I am using vagrant with an ansible playbook to automatically install a bunch of programs on an ubuntu image. One program is failing to install on the vagrant VM. In the Vagrant
file I have
config.vm.provision :ansible do |ansible|
ansible.verbose = "vvv"
ansible.playbook = "provisioning/playbook.yml"
end
but the verbose output does not include the apt-get
output. My playbook.yml looks like
---
- hosts: all
sudo: true
tasks:
- name: get vi
apt: state=latest name=vim
How can I see the console output of an individual (or all) apt-get install
's on the VM since ansible instead outputs each install in the format
TASK: [Install vim] ***********************************************************
failed: [default] => {"failed": true}
...
You can register to a variable the output of the apt module execution and then print it.
- hosts: localhost
sudo: true
tasks:
- name: get vi
apt: state=latest name=vim
register: aptout
# show the content of aptout var
- debug: var=aptout
Here is how to reproduce the stdout
of apt
…
---
- name: 'apt: update & upgrade'
apt:
update_cache: yes
cache_valid_time: 3600
upgrade: safe
register: apt
- debug: msg={{ apt.stdout.split('\n')[:-1] }}
…with nice line breaks, thanks to .split('\n')

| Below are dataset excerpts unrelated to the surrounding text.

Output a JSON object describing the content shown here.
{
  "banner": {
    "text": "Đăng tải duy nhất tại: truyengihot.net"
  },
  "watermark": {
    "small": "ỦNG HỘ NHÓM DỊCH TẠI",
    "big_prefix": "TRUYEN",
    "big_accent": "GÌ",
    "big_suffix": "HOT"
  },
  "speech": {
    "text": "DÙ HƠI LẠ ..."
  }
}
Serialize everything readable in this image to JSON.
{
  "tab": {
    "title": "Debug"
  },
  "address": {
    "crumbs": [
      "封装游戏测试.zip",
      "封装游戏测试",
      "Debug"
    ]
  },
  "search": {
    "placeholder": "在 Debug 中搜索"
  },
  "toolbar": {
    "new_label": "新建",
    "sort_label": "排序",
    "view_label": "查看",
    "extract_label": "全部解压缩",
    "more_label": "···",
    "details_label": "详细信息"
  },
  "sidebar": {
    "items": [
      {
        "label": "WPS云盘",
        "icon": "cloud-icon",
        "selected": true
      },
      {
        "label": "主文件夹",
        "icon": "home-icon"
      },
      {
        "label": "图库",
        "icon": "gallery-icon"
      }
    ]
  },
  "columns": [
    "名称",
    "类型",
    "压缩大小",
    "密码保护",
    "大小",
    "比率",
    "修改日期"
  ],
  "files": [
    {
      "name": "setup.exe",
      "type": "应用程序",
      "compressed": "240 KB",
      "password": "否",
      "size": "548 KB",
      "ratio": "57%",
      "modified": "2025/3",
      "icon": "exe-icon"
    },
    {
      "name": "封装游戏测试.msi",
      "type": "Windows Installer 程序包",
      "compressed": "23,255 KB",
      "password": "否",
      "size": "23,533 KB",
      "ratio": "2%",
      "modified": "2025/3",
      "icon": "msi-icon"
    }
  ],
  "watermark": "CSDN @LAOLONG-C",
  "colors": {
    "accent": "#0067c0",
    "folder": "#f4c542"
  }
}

, and omitting the last empty string with [:-1]
, all of which is Python string manipulation, of course.
"msg": [
"Reading package lists...",
"Building dependency tree...",
"Reading state information...",
"Reading extended state information...",
"Initializing package states...",
"Building tag database...",
"No packages will be installed, upgraded, or removed.",
"0 packages upgraded, 0 newly installed, 0 to remove and 0 not upgraded.",
"Need to get 0 B of archives. After unpacking 0 B will be used.",
"Reading package lists...",
"Building dependency tree...",
"Reading state information...",
"Reading extended state information...",
"Initializing package states...",
"Building tag database..."
]
In the version of ansible I'm using at the moment, ansible-playbook -v
seems sufficient to get apt output. Admittedly I haven't tested failures. The output is in the form of JSON, which makes it a bit hard to read (as the other answer works around).
The Ansible version I tested was 2.3.2.0.